For your 12 teams, create firewall rule templates for common patterns (web tier, app tier, database tier) and require teams to use these templates. This prevents rule sprawl and ensures consistent security posture.

Governance Framework:

Document everything in a central repository - subnet assignments, CIDR allocations, firewall rule patterns, service account naming conventions, and escalation procedures. Run quarterly reviews of firewall rules to identify and remove unused rules. Use Config Connector or Terraform to manage infrastructure as code, which provides audit trails and prevents configuration drift.
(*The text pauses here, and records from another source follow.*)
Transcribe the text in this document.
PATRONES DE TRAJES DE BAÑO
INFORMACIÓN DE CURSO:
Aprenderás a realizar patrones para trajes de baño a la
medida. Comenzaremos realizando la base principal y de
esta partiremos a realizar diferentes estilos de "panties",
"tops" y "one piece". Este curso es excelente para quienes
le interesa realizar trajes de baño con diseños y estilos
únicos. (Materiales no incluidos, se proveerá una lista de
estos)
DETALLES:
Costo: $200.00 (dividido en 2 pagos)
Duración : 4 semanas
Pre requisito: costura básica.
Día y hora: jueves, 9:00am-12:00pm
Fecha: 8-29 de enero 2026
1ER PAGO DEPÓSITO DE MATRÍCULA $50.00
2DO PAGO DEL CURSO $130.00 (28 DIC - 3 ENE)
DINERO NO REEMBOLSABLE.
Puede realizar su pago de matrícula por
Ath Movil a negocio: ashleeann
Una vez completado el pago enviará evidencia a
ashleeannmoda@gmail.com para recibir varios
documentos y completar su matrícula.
The key success factor is balancing team autonomy with centralized control. Teams should feel empowered to deploy workloads quickly while the network team maintains security and compliance guardrails.

Use hierarchical firewall policies at the organization or folder level for common rules (deny all external RDP/SSH, allow health checks, etc.). Then use VPC-level firewall rules for environment-specific patterns. The key is standardization - we created firewall rule templates that teams must use. For example, all database tiers use a standard set of tags and rules. Teams can’t create arbitrary rules; they select from approved templates. This reduced our rule count from 400+ to about 80 well-organized rules.